A reflection written in August 2018.
This week I prayed as I went grocery shopping. I do this every time I go out shopping. I have a desire to make sure that I do not exclude God from the mundane aspects of life. Yet I struggle to grasp an appropriate theology of work and of how the boring aspects of life have meaning. But today as I went out I had a thought that makes some sense to me. I hope it also makes sense to you.

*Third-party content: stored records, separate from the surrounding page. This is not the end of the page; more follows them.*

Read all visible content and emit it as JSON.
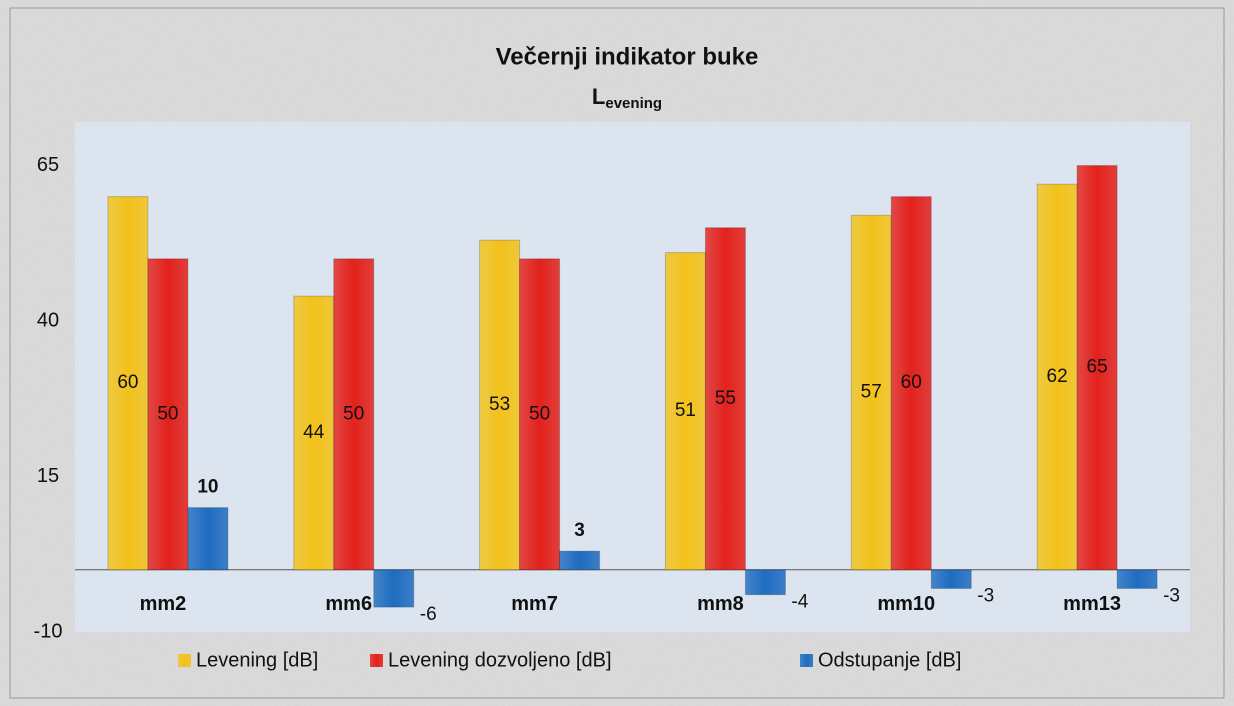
{
  "chart_data": {
    "type": "bar",
    "title": "Večernji indikator buke",
    "subtitle": {
      "main": "L",
      "sub": "evening"
    },
    "categories": [
      "mm2",
      "mm6",
      "mm7",
      "mm8",
      "mm10",
      "mm13"
    ],
    "series": [
      {
        "name": "Levening [dB]",
        "color": "#f2c21a",
        "values": [
          60,
          44,
          53,
          51,
          57,
          62
        ]
      },
      {
        "name": "Levening dozvoljeno [dB]",
        "color": "#e3211c",
        "values": [
          50,
          50,
          50,
          55,
          60,
          65
        ]
      },
      {
        "name": "Odstupanje [dB]",
        "color": "#1f6cc0",
        "values": [
          10,
          -6,
          3,
          -4,
          -3,
          -3
        ]
      }
    ],
    "ylim": [
      -10,
      72
    ],
    "yticks": [
      -10,
      15,
      40,
      65
    ],
    "grid": false,
    "legend": "bottom"
  }
}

Life is not made significant by the leisure hours we have but by all of the hours we have. I know that most people work for money and many live for the weekends when they don’t have to go to work. I don’t really like grocery shopping and prefer to do something more interesting. But grocery shopping and employment are not unimportant parts of life. The meaning of life does not reside only in the interesting bits or the fun bits of life. The mundane and boring bits are important and meaningful. Why is this so?
Human beings were created to be like God. What does that mean in this context? In the beginning Adam was given charge of the Garden of Eden and told to serve it (work it) and to guard it (Gen 2:15). The life of Adam was intended to be devoted to service, not to leisure and avoidance of work. At the same time, God instituted the Sabbath so that people would not work all the time, but would rather take time to rest and be refreshed and to enjoy the holiness of the day and their lives lived in the presence God (Gen 2:2-3).
So life is meant to be about service, service of the world and of others. When I go grocery shopping I am serving my family. Since the household is my responsibility, I am the one who attends to the mundane things like shopping, cooking and cleaning. These are often boring but never meaningless. The service of others makes work meaningful. Whatever the job, be it paid employment or unpaid tasks, they are made meaningful by service. The jobs that are ultimately non-meaningful are those whose sole purpose is to extract money or to maintain power over others. Things like drug dealing and people trafficking are not meaningful since they do not serve others but rather enslave people. They provide certain people with a lot of money and often power but do not give to others. On the other hand, even lowly and poorly paid jobs can be of service to others. It is in serving someone else or serving the lesser creation that humans can be said to be pursuing meaningful lives.
But work itself cannot be the meaning of life. Work is not able to complete us. We must surrender our work and our leisure time to God, who is the giver of all good things including meaningful work. The Sabbath is one way of doing this. When we give up our work and surrender ourselves and our quest for meaning and purpose and live before God, then our lives can become complete and purposeful. Our service to God is not just activity but also inactivity. It is not frantic but peaceful. The Sabbath allows us time to rest, to recover, to be renewed and to worship God in a different way from the day to day worship that is our work offered to him.